How every number is computed
Every figure on Arthkar is computed from raw data by code we wrote — no editorial opinions dressed up as scores, no numbers copied from other websites. This page explains each computation, where the data comes from, how often it refreshes, and what its limitations are.
Data sources & refresh cadence
- • Daily NAVs — AMFI India's official NAV file, ingested every trading day evening. 13M+ NAV records going back to 2006.
- • Historical NAV — mfapi.in community API for deep backfill, cross-checked against AMFI.
- • Portfolio holdings — monthly disclosures published by AMCs, refreshed after each month-end disclosure cycle.
- • Stock quotes — end-of-day exchange data, snapshotted after market close.
- • Category taxonomy — SEBI's official 2017 categorisation circular.
Honesty Score (1–5)
A rules-based score — not a rating we sell, not pay-to-play. We check a fund on fixed dimensions and each check produces a good / warn / bad signal:
- • Expense ratio vs its SEBI category average — are you overpaying for the same exposure?
- • Sector concentration — top-3 sectors ≥75% is flagged bad, ≥60% warns.
- • Style honesty — a “small cap” fund holding mostly large caps gets called out.
- • Volatility vs what its category promises.
The final 1–5 score is the rounded aggregate of these signals. Every fund page shows the individual signals, so you can disagree with our weighting and still use the underlying facts.
Drawdown stories
We walk the full NAV history maintaining a running peak. Every fall of 10% or more from that peak — and the time it took to recover — becomes a drawdown event. This is the standard running-maximum method used in fund research, computed on actual daily NAVs, not monthly samples.

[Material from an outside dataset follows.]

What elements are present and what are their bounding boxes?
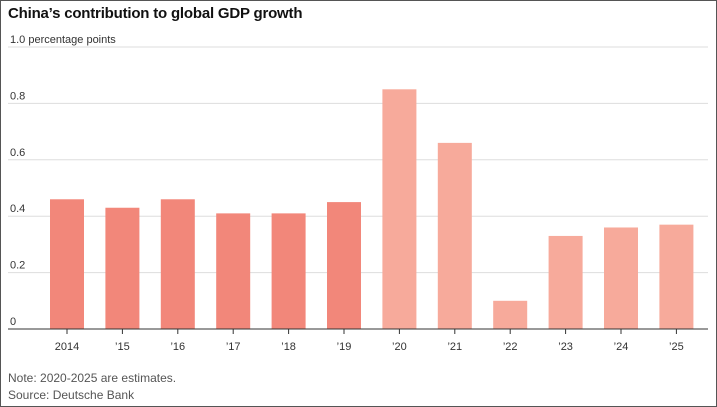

SIP return pages & the Wealth Time Machine
Every “₹X monthly SIP for Y years” figure replays actual instalments against the real NAV on each SIP date, then reports XIRR. Nothing is projected or assumed — if the market crashed in your window, the number includes the crash. The Time Machine does the same computation month by month and shows it to you as a journey.
The SIP Crash Test
The SIP calculator's Crash Test injects a crash profile approximated from Sensex history (2008: −52% over 14 months, ~20 to recover; 2011: −25%; 2020: −38% over 8 weeks, ~9 months to recover) into your plan, then compares three investors who invest the same rupees: one panic-sells at the bottom (proceeds to a 6% FD), one pauses instalments (cash at 3%), one keeps investing. It is a scenario model — clearly labelled — not a prediction.
Portfolio X-Ray
Your CAS PDF is parsed in-memory and never stored; your PAN is one-way hashed. We roll every fund's disclosed holdings up to stock level to compute true concentration, compute pairwise overlap between your funds (≥40% common holdings gets flagged), and weight expense ratios by your actual allocation to show leakage in ₹/year.
Known limitations — read this
- • Holdings data is monthly and lags by up to ~5 weeks (AMCs disclose after month-end).

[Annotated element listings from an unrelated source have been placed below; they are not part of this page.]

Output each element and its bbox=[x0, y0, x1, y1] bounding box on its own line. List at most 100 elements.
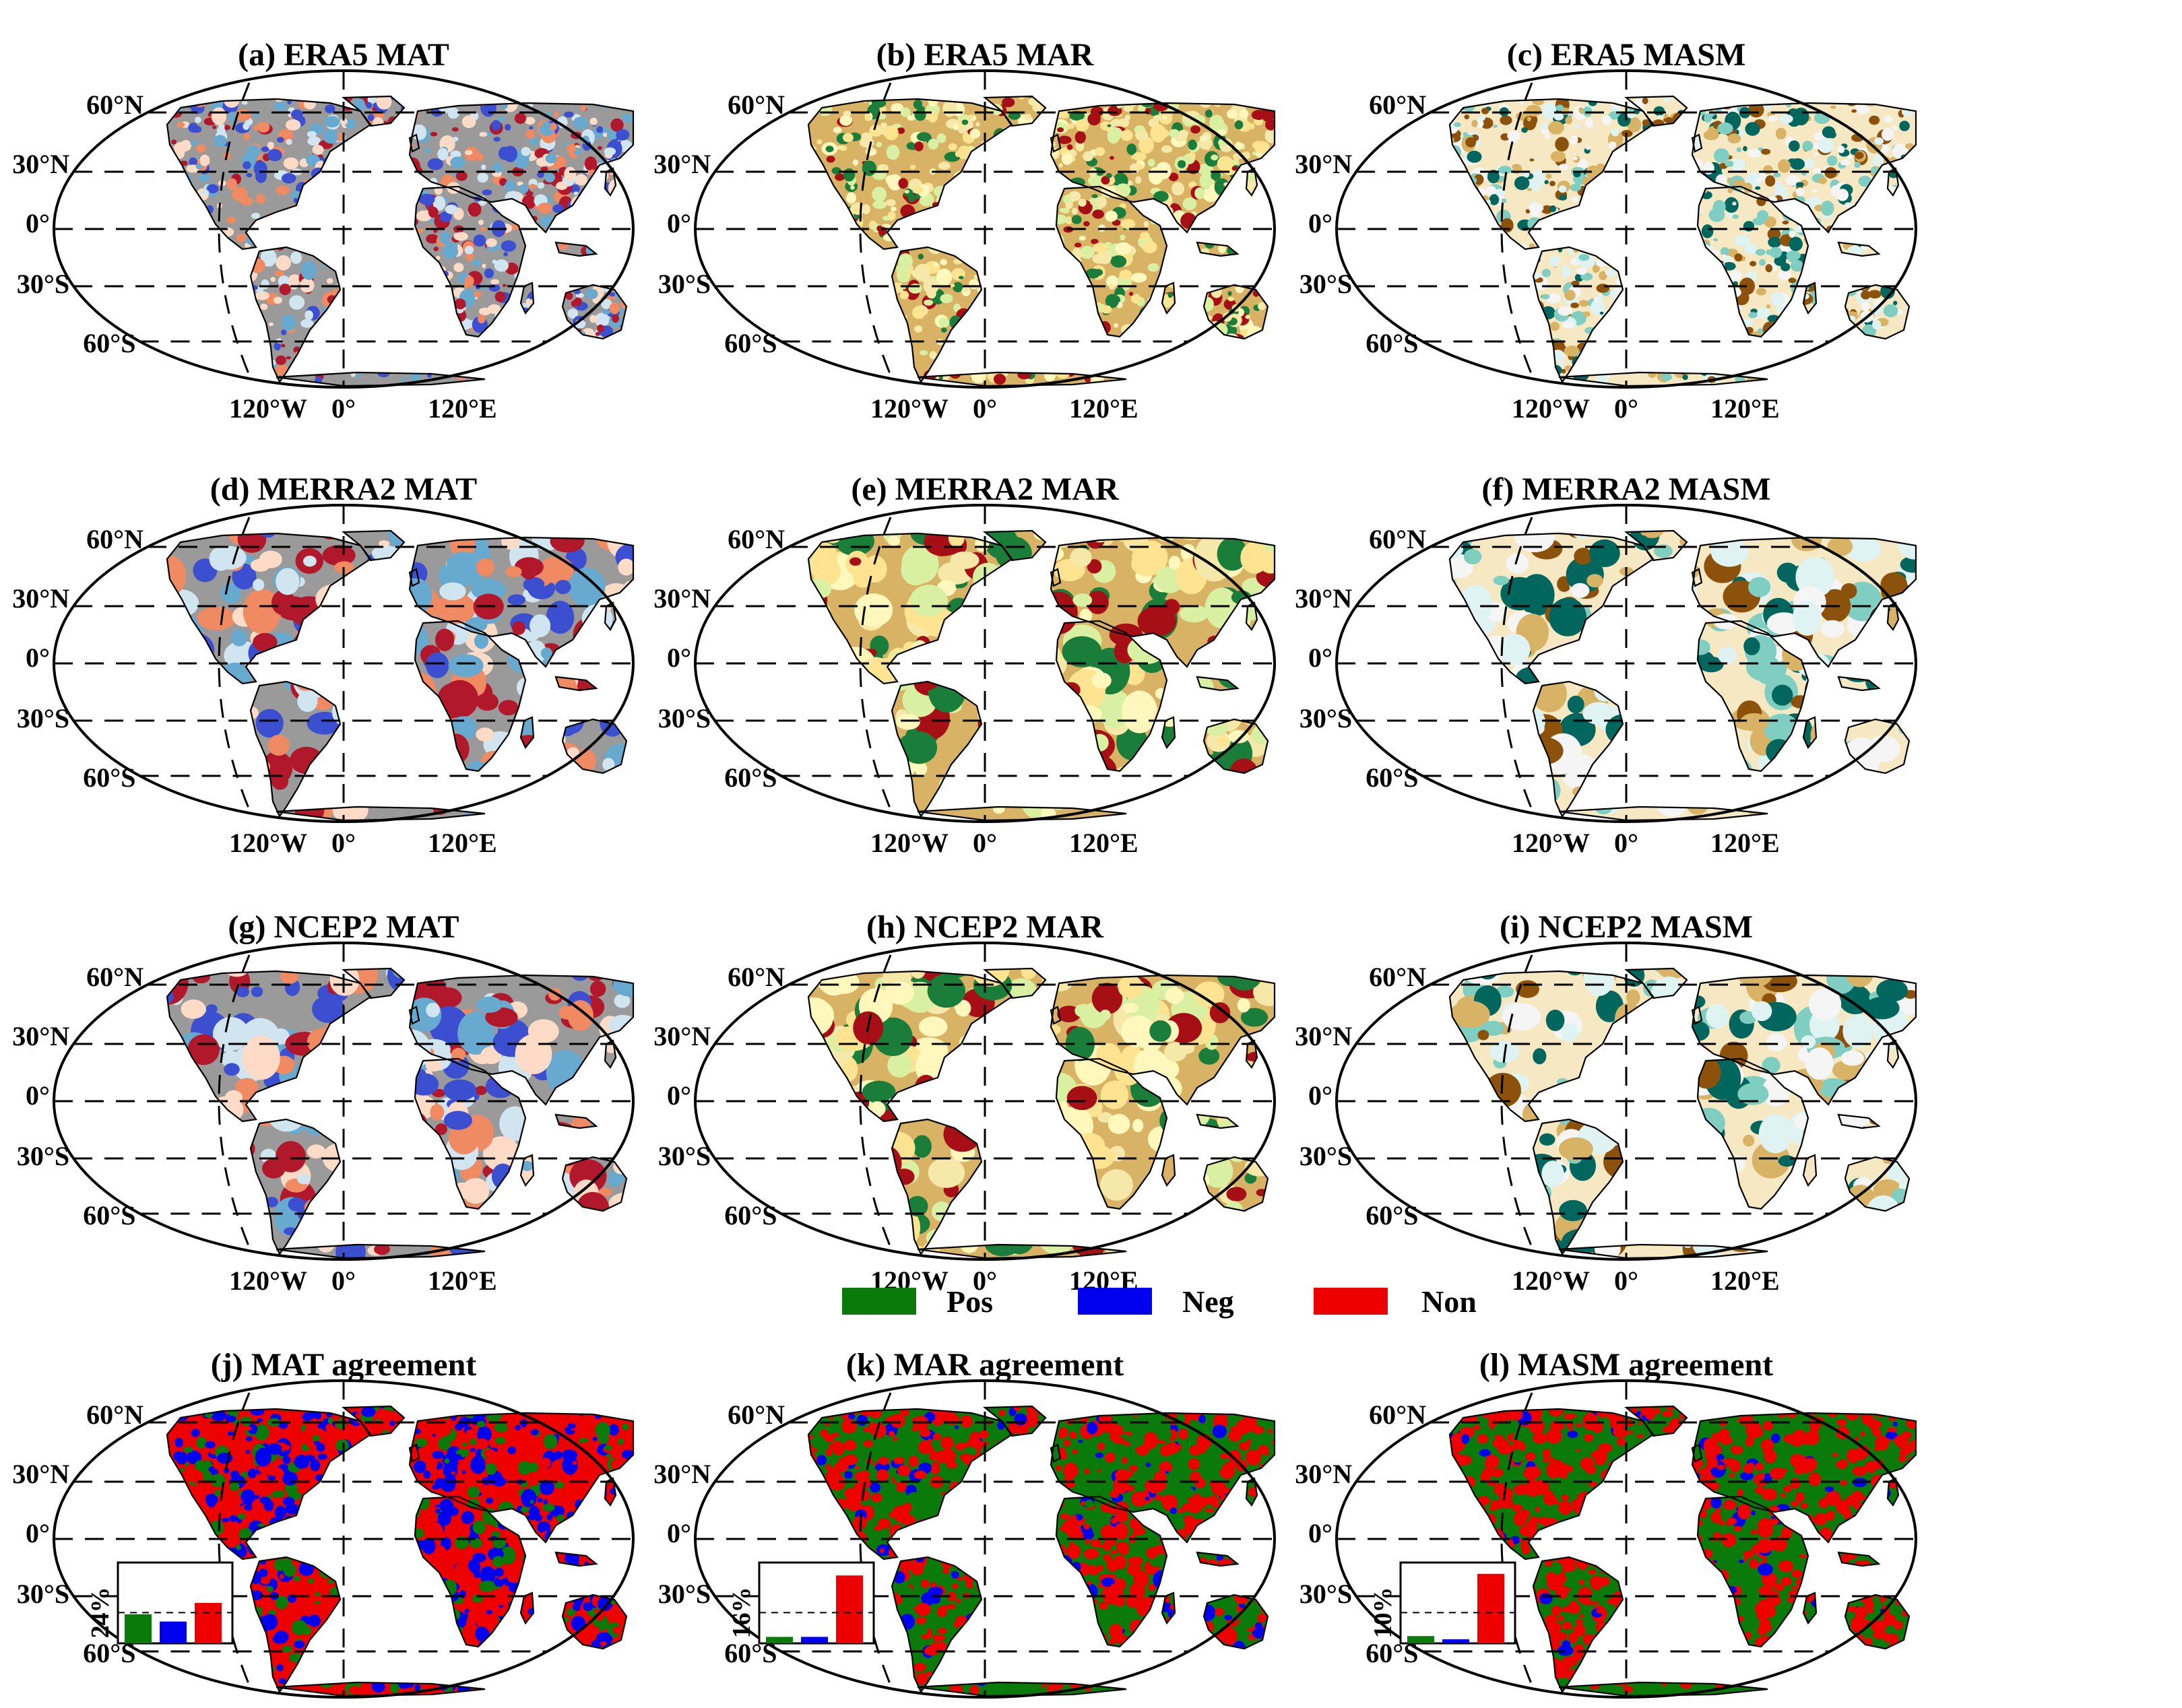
bar-neg bbox=[801, 1637, 828, 1643]
map-panel-a: (a) ERA5 MAT 60°N 30°N 0° 30°S 60°S 120°W 0° 120… bbox=[12, 37, 635, 424]
bar-non bbox=[836, 1575, 863, 1643]
lat-label: 30°S bbox=[17, 703, 69, 733]
lon-label: 120°W bbox=[1512, 393, 1590, 424]
lon-label: 120°E bbox=[1069, 1703, 1138, 1708]
lat-label: 60°S bbox=[83, 328, 135, 358]
map-panel-k: (k) MAR agreement60°N30°N0°30°S60°S120°W… bbox=[653, 1347, 1277, 1708]
lat-label: 60°N bbox=[1369, 90, 1426, 120]
lat-label: 60°N bbox=[86, 524, 143, 554]
lon-label: 120°W bbox=[1512, 1703, 1590, 1708]
graticule bbox=[1337, 505, 1916, 822]
map-panel-e: (e) MERRA2 MAR 60°N 30°N 0° 30°S 60°S 120°W 0° 1… bbox=[653, 471, 1277, 858]
lat-label: 30°S bbox=[658, 269, 711, 299]
legend-label: Non bbox=[1421, 1284, 1477, 1319]
map-panels: (a) ERA5 MAT 60°N 30°N 0° 30°S 60°S 120°W 0° 120… bbox=[12, 37, 1918, 1708]
lat-label: 30°S bbox=[1299, 269, 1352, 299]
map-frame bbox=[52, 504, 635, 823]
legend: Pos Neg Non bbox=[842, 1284, 1477, 1319]
lon-label: 120°W bbox=[229, 1266, 307, 1296]
lon-label: 120°W bbox=[870, 1703, 949, 1708]
graticule bbox=[54, 943, 633, 1259]
lat-label: 60°N bbox=[728, 962, 785, 992]
agreement-inset-bars: 16% bbox=[728, 1561, 875, 1645]
map-frame bbox=[1335, 942, 1918, 1261]
lat-label: 0° bbox=[26, 643, 50, 673]
lon-label: 120°W bbox=[870, 828, 949, 858]
lat-label: 60°S bbox=[724, 762, 777, 793]
lon-label: 120°W bbox=[870, 393, 949, 424]
panel-title: (l) MASM agreement bbox=[1479, 1347, 1773, 1383]
inset-percent-label: 24% bbox=[86, 1587, 115, 1638]
map-frame bbox=[1335, 1379, 1918, 1699]
map-panel-c: (c) ERA5 MASM 60°N 30°N 0° 30°S 60°S 120°W 0° 12… bbox=[1295, 37, 1918, 424]
lon-label: 120°E bbox=[428, 1266, 497, 1296]
graticule bbox=[695, 71, 1275, 387]
lon-label: 0° bbox=[973, 393, 997, 424]
lat-label: 0° bbox=[667, 1518, 691, 1548]
lon-label: 120°E bbox=[1069, 393, 1138, 424]
legend-swatch bbox=[1314, 1288, 1388, 1315]
legend-label: Pos bbox=[946, 1284, 993, 1319]
lon-label: 0° bbox=[331, 1703, 356, 1708]
lat-label: 0° bbox=[667, 208, 691, 238]
lat-label: 30°N bbox=[653, 149, 711, 179]
lon-label: 0° bbox=[331, 393, 356, 424]
lat-label: 30°S bbox=[658, 1579, 711, 1609]
lon-label: 120°E bbox=[1069, 828, 1138, 858]
bar-pos bbox=[1407, 1636, 1434, 1643]
coastlines bbox=[166, 95, 635, 387]
lat-label: 0° bbox=[1308, 1080, 1333, 1111]
lon-label: 120°W bbox=[1512, 828, 1590, 858]
graticule bbox=[695, 505, 1275, 822]
panel-title: (e) MERRA2 MAR bbox=[851, 471, 1120, 507]
lat-label: 30°S bbox=[658, 703, 711, 733]
coastlines bbox=[1448, 529, 1917, 822]
lat-label: 30°N bbox=[1295, 1021, 1352, 1051]
legend-label: Neg bbox=[1182, 1284, 1234, 1319]
map-panel-f: (f) MERRA2 MASM 60°N 30°N 0° 30°S 60°S 120°W 0°… bbox=[1295, 471, 1918, 858]
lat-label: 30°S bbox=[1299, 1579, 1352, 1609]
lat-label: 30°N bbox=[12, 149, 69, 179]
lon-label: 0° bbox=[973, 1703, 997, 1708]
panel-title: (h) NCEP2 MAR bbox=[866, 909, 1104, 945]
lat-label: 0° bbox=[1308, 208, 1333, 238]
inset-percent-label: 10% bbox=[1369, 1587, 1397, 1638]
map-frame bbox=[52, 942, 635, 1261]
map-frame bbox=[693, 942, 1277, 1261]
map-frame bbox=[693, 504, 1277, 823]
lat-label: 60°N bbox=[86, 90, 143, 120]
lat-label: 30°S bbox=[17, 269, 69, 299]
lon-label: 0° bbox=[973, 828, 997, 858]
lat-label: 60°S bbox=[1366, 328, 1418, 358]
coastlines bbox=[807, 95, 1276, 387]
lon-label: 0° bbox=[1614, 1266, 1638, 1296]
inset-percent-label: 16% bbox=[728, 1587, 756, 1638]
panel-title: (g) NCEP2 MAT bbox=[228, 909, 459, 945]
graticule bbox=[54, 1381, 633, 1697]
graticule bbox=[1337, 71, 1916, 387]
map-panel-l: (l) MASM agreement60°N30°N0°30°S60°S120°… bbox=[1295, 1347, 1918, 1708]
lat-label: 30°N bbox=[12, 583, 69, 614]
lon-label: 120°E bbox=[428, 828, 497, 858]
lon-label: 120°W bbox=[229, 1703, 307, 1708]
panel-title: (a) ERA5 MAT bbox=[238, 37, 449, 73]
lat-label: 30°N bbox=[12, 1021, 69, 1051]
lat-label: 30°S bbox=[17, 1579, 69, 1609]
lon-label: 0° bbox=[1614, 828, 1638, 858]
legend-swatch bbox=[1078, 1288, 1152, 1315]
lat-label: 0° bbox=[26, 1518, 50, 1548]
coastlines bbox=[807, 1405, 1276, 1697]
graticule bbox=[54, 505, 633, 822]
coastlines bbox=[807, 529, 1276, 822]
map-panel-i: (i) NCEP2 MASM 60°N 30°N 0° 30°S 60°S 120°W 0° 1… bbox=[1295, 909, 1918, 1296]
panel-title: (b) ERA5 MAR bbox=[876, 37, 1095, 73]
coastlines bbox=[1448, 95, 1917, 387]
map-panel-d: (d) MERRA2 MAT 60°N 30°N 0° 30°S 60°S 120°W 0° 1… bbox=[12, 471, 635, 858]
bar-pos bbox=[766, 1637, 793, 1643]
lat-label: 0° bbox=[26, 208, 50, 238]
panel-title: (c) ERA5 MASM bbox=[1507, 37, 1746, 73]
map-panel-b: (b) ERA5 MAR 60°N 30°N 0° 30°S 60°S 120°W 0° 120… bbox=[653, 37, 1277, 424]
bar-neg bbox=[160, 1621, 187, 1643]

- • Deep portfolio enrichment currently covers the ~500 largest funds; the rest show NAV-based analysis until the enrichment cron reaches them.

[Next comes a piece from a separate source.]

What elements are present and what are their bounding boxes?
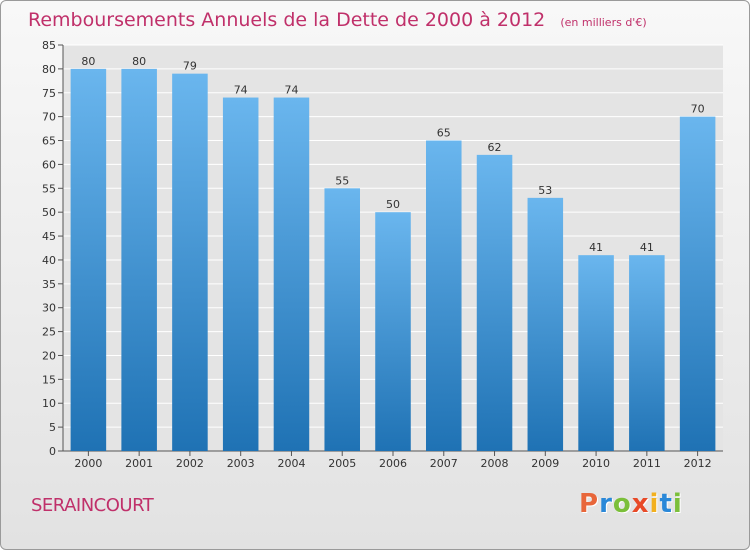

- • Past returns — even real ones — do not predict future returns. We show history because it is honest, not because it repeats.
- • Stock daily-history features (like the 30-session price chart) are building up since July 2026 and appear as data accumulates.
Not investment advice. Arthkar is a research tool. We are not a SEBI-registered investment advisor and we don't recommend funds. Where you ask for personalised advice, we connect you to independent SEBI-registered advisors — that referral is how we make money. Mutual fund investments are subject to market risks; read all scheme-related documents carefully.